Aku sering berpikir, barang-barang di sekitar kita seandainya punya mulut akan berkomentar seperti apa ya? terkekeh pelan? bingung? tertawa terbahak-bahak? atau justru mengaduh-aduh?

Soalnya kan saksi dari senyumku sampai nangisnya aku cuman mereka, satu paket barang kesayangan yang setia menemani rapih dan berantakannya aku, bahagia dan murkanya aku, terhadap kamu yang sebentar ngegemesin, gak lama lagi jadi nyebelin, lalu akhirnya sayang-sayang lagi. Sebentar saja, tapi sukses membuatku jadi manusia bunglon walau kadang masih kau ledeki aku “si panikan”, tapi aku adaptif 'kan? harus begitu, itulah sebabnya aku sayang kamu.
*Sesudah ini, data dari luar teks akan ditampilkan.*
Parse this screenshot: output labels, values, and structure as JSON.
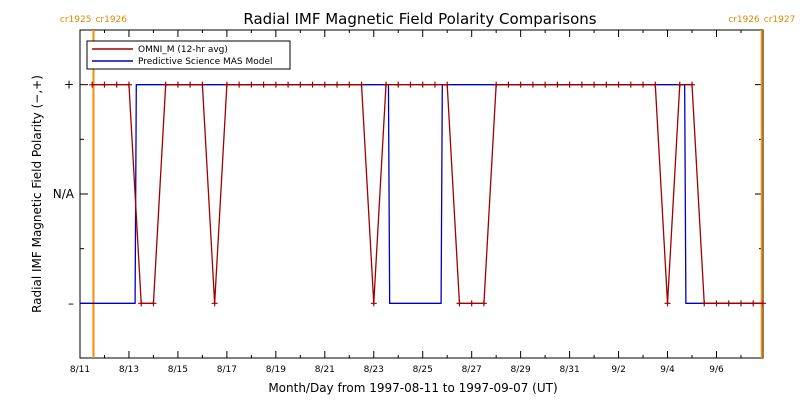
{
  "colors": {
    "omni": "#a00000",
    "mas": "#0000c0",
    "cr_boundary": "#ff8c00",
    "cr_label": "#e08a00",
    "axis": "#000000"
  },
  "chart_data": {
    "type": "line",
    "title": "Radial IMF Magnetic Field Polarity Comparisons",
    "xlabel": "Month/Day from 1997-08-11 to 1997-09-07 (UT)",
    "ylabel": "Radial IMF Magnetic Field Polarity (−,+)",
    "x_unit": "days from 1997-08-11",
    "xlim": [
      0,
      27.9
    ],
    "ylim": [
      -1.5,
      1.5
    ],
    "x_ticks": [
      {
        "x": 0,
        "label": "8/11"
      },
      {
        "x": 2,
        "label": "8/13"
      },
      {
        "x": 4,
        "label": "8/15"
      },
      {
        "x": 6,
        "label": "8/17"
      },
      {
        "x": 8,
        "label": "8/19"
      },
      {
        "x": 10,
        "label": "8/21"
      },
      {
        "x": 12,
        "label": "8/23"
      },
      {
        "x": 14,
        "label": "8/25"
      },
      {
        "x": 16,
        "label": "8/27"
      },
      {
        "x": 18,
        "label": "8/29"
      },
      {
        "x": 20,
        "label": "8/31"
      },
      {
        "x": 22,
        "label": "9/2"
      },
      {
        "x": 24,
        "label": "9/4"
      },
      {
        "x": 26,
        "label": "9/6"
      }
    ],
    "y_ticks": [
      {
        "y": 1,
        "label": "+"
      },
      {
        "y": 0,
        "label": "N/A"
      },
      {
        "y": -1,
        "label": "–"
      }
    ],
    "legend": {
      "position": "top-left"
    },
    "cr_boundaries": [
      {
        "x": 0.55,
        "left_label": "cr1925",
        "right_label": "cr1926"
      },
      {
        "x": 27.85,
        "left_label": "cr1926",
        "right_label": "cr1927"
      }
    ],
    "series": [
      {
        "name": "OMNI_M (12-hr avg)",
        "style": "line+plus",
        "x": [
          0.5,
          1.0,
          1.5,
          2.0,
          2.5,
          3.0,
          3.5,
          4.0,
          4.5,
          5.0,
          5.5,
          6.0,
          6.5,
          7.0,
          7.5,
          8.0,
          8.5,
          9.0,
          9.5,
          10.0,
          10.5,
          11.0,
          11.5,
          12.0,
          12.5,
          13.0,
          13.5,
          14.0,
          14.5,
          15.0,
          15.5,
          16.0,
          16.5,
          17.0,
          17.5,
          18.0,
          18.5,
          19.0,
          19.5,
          20.0,
          20.5,
          21.0,
          21.5,
          22.0,
          22.5,
          23.0,
          23.5,
          24.0,
          24.5,
          25.0,
          25.5,
          26.0,
          26.5,
          27.0,
          27.5,
          27.9
        ],
        "y": [
          1,
          1,
          1,
          1,
          -1,
          -1,
          1,
          1,
          1,
          1,
          -1,
          1,
          1,
          1,
          1,
          1,
          1,
          1,
          1,
          1,
          1,
          1,
          1,
          -1,
          1,
          1,
          1,
          1,
          1,
          1,
          -1,
          -1,
          -1,
          1,
          1,
          1,
          1,
          1,
          1,
          1,
          1,
          1,
          1,
          1,
          1,
          1,
          1,
          -1,
          1,
          1,
          -1,
          -1,
          -1,
          -1,
          -1,
          -1
        ]
      },
      {
        "name": "Predictive Science MAS Model",
        "style": "step",
        "x": [
          0,
          2.25,
          2.3,
          12.6,
          12.65,
          14.75,
          14.8,
          20.0,
          24.7,
          24.75,
          27.9
        ],
        "y": [
          -1,
          -1,
          1,
          1,
          -1,
          -1,
          1,
          1,
          1,
          -1,
          -1
        ]
      }
    ]
  }
}
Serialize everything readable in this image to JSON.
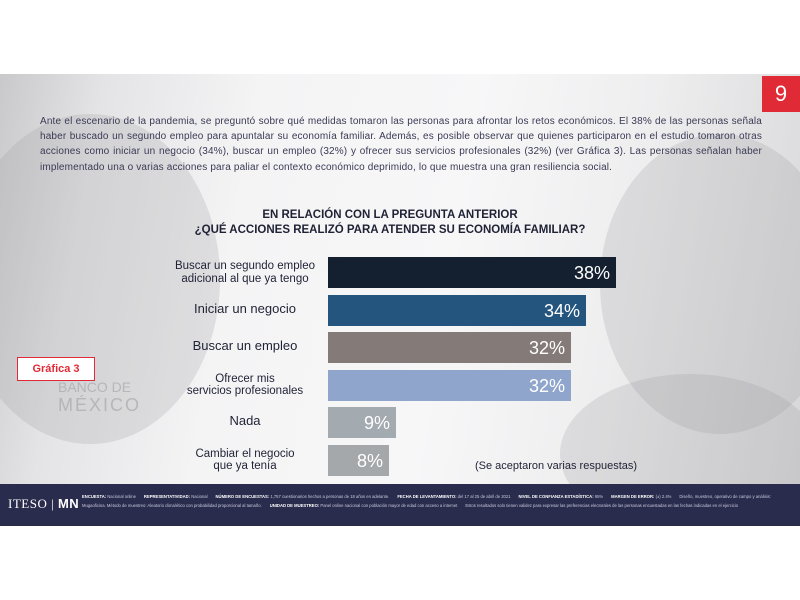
{
  "page_number": "9",
  "intro_text": "Ante el escenario de la pandemia, se preguntó sobre qué medidas tomaron las personas para afrontar los retos económicos. El 38% de las personas señala haber buscado un segundo empleo para apuntalar su economía familiar. Además, es posible observar que quienes participaron en el estudio tomaron otras acciones como iniciar un negocio (34%), buscar un empleo (32%) y ofrecer sus servicios profesionales (32%) (ver Gráfica 3). Las personas señalan haber implementado una o varias acciones para paliar el contexto económico deprimido, lo que muestra una gran resiliencia social.",
  "grafica_label": "Gráfica 3",
  "background_text": {
    "line1": "BANCO DE",
    "line2": "MÉXICO"
  },
  "chart_data": {
    "type": "bar",
    "orientation": "horizontal",
    "title_lines": [
      "EN RELACIÓN CON LA PREGUNTA ANTERIOR",
      "¿QUÉ ACCIONES REALIZÓ PARA ATENDER SU ECONOMÍA FAMILIAR?"
    ],
    "categories": [
      [
        "Buscar un segundo empleo",
        "adicional al que ya tengo"
      ],
      [
        "Iniciar un negocio"
      ],
      [
        "Buscar un empleo"
      ],
      [
        "Ofrecer mis",
        "servicios profesionales"
      ],
      [
        "Nada"
      ],
      [
        "Cambiar el negocio",
        "que ya tenía"
      ]
    ],
    "values": [
      38,
      34,
      32,
      32,
      9,
      8
    ],
    "value_labels": [
      "38%",
      "34%",
      "32%",
      "32%",
      "9%",
      "8%"
    ],
    "bar_colors": [
      "#14202f",
      "#23557f",
      "#847b78",
      "#8fa5cb",
      "#a3aab0",
      "#a5a8ab"
    ],
    "xlim": [
      0,
      38
    ],
    "note": "(Se aceptaron varias respuestas)"
  },
  "footer": {
    "logo_left": "ITESO",
    "logo_right": "MN",
    "row1": [
      {
        "label": "ENCUESTA:",
        "text": "Nacional online"
      },
      {
        "label": "REPRESENTATIVIDAD:",
        "text": "Nacional"
      },
      {
        "label": "NÚMERO DE ENCUESTAS:",
        "text": "1,757 cuestionarios hechos a personas de 18 años en adelante."
      },
      {
        "label": "FECHA DE LEVANTAMIENTO:",
        "text": "del 17 al 25 de abril de 2021"
      },
      {
        "label": "NIVEL DE CONFIANZA ESTADÍSTICA:",
        "text": "95%"
      },
      {
        "label": "MARGEN DE ERROR:",
        "text": "(±) 2.4%"
      },
      {
        "label": "",
        "text": "Diseño, muestreo, operativo de campo y análisis:"
      }
    ],
    "row2": [
      {
        "label": "",
        "text": "Mugaoficina. Método de muestreo: Aleatorio clima/ético con probabilidad proporcional al tamaño."
      },
      {
        "label": "UNIDAD DE MUESTREO:",
        "text": "Panel online nacional con población mayor de edad con acceso a internet"
      },
      {
        "label": "",
        "text": "Estos resultados solo tienen validez para expresar las preferencias electorales de las personas encuestadas en las fechas indicadas en el ejercicio"
      }
    ]
  }
}
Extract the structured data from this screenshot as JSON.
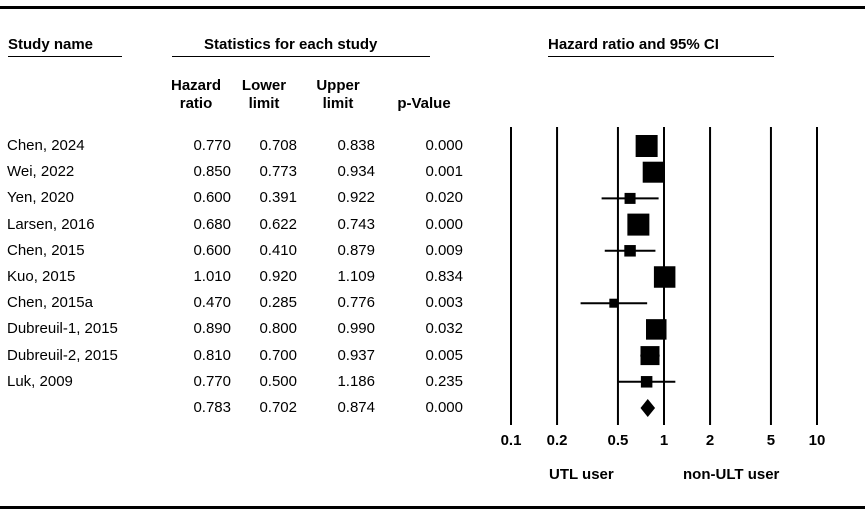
{
  "headers": {
    "study_name": "Study name",
    "statistics": "Statistics for each study",
    "forest": "Hazard ratio and 95% CI"
  },
  "columns": [
    {
      "line1": "Hazard",
      "line2": "ratio"
    },
    {
      "line1": "Lower",
      "line2": "limit"
    },
    {
      "line1": "Upper",
      "line2": "limit"
    },
    {
      "line1": "",
      "line2": "p-Value"
    }
  ],
  "chart_data": {
    "type": "forest",
    "x_scale": "log",
    "x_ticks": [
      "0.1",
      "0.2",
      "0.5",
      "1",
      "2",
      "5",
      "10"
    ],
    "xlabel_left": "UTL user",
    "xlabel_right": "non-ULT user",
    "studies": [
      {
        "name": "Chen, 2024",
        "hr": "0.770",
        "lower": "0.708",
        "upper": "0.838",
        "p": "0.000",
        "weight": 3.2
      },
      {
        "name": "Wei, 2022",
        "hr": "0.850",
        "lower": "0.773",
        "upper": "0.934",
        "p": "0.001",
        "weight": 3.0
      },
      {
        "name": "Yen, 2020",
        "hr": "0.600",
        "lower": "0.391",
        "upper": "0.922",
        "p": "0.020",
        "weight": 1.0
      },
      {
        "name": "Larsen, 2016",
        "hr": "0.680",
        "lower": "0.622",
        "upper": "0.743",
        "p": "0.000",
        "weight": 3.2
      },
      {
        "name": "Chen, 2015",
        "hr": "0.600",
        "lower": "0.410",
        "upper": "0.879",
        "p": "0.009",
        "weight": 1.1
      },
      {
        "name": "Kuo, 2015",
        "hr": "1.010",
        "lower": "0.920",
        "upper": "1.109",
        "p": "0.834",
        "weight": 3.1
      },
      {
        "name": "Chen, 2015a",
        "hr": "0.470",
        "lower": "0.285",
        "upper": "0.776",
        "p": "0.003",
        "weight": 0.6
      },
      {
        "name": "Dubreuil-1, 2015",
        "hr": "0.890",
        "lower": "0.800",
        "upper": "0.990",
        "p": "0.032",
        "weight": 2.9
      },
      {
        "name": "Dubreuil-2, 2015",
        "hr": "0.810",
        "lower": "0.700",
        "upper": "0.937",
        "p": "0.005",
        "weight": 2.6
      },
      {
        "name": "Luk, 2009",
        "hr": "0.770",
        "lower": "0.500",
        "upper": "1.186",
        "p": "0.235",
        "weight": 1.1
      }
    ],
    "summary": {
      "name": "",
      "hr": "0.783",
      "lower": "0.702",
      "upper": "0.874",
      "p": "0.000"
    }
  }
}
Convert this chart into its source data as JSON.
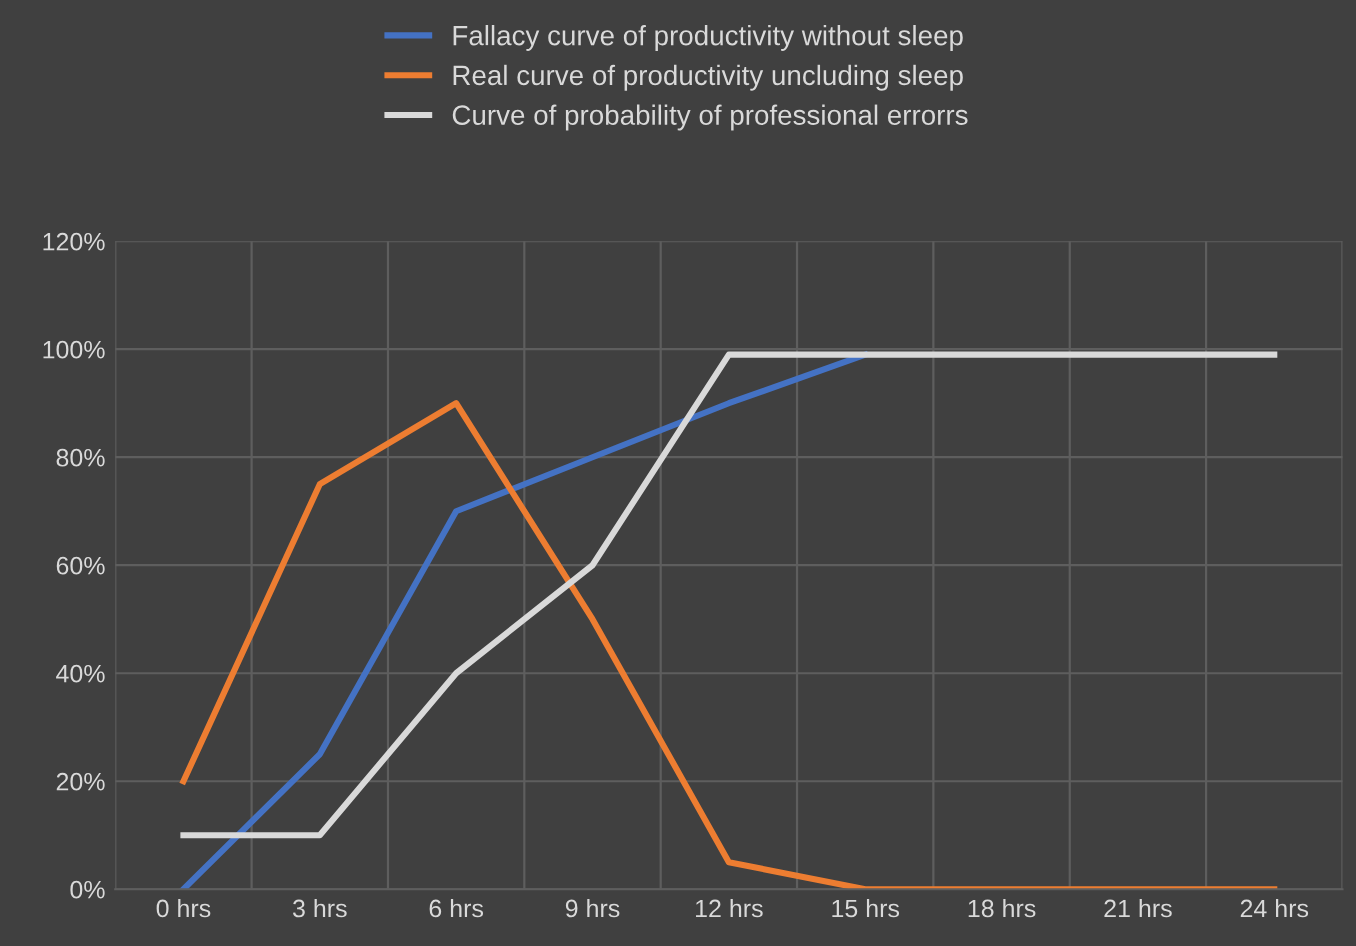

Kalau perang dunia ketiga mulai, misalnya dalam kemungkinan besar dilingkup mikro antara kamu dan aku. Jangan lupa akhiri dengan peluk dan kecupan (lagi) ya?

Apa, ya, sebutannya? Bukan, bukan salam damai.

Ah, bahkan kalau habis damai mau bertengkar lagi jangan lupakan penutupan wajib kita ya?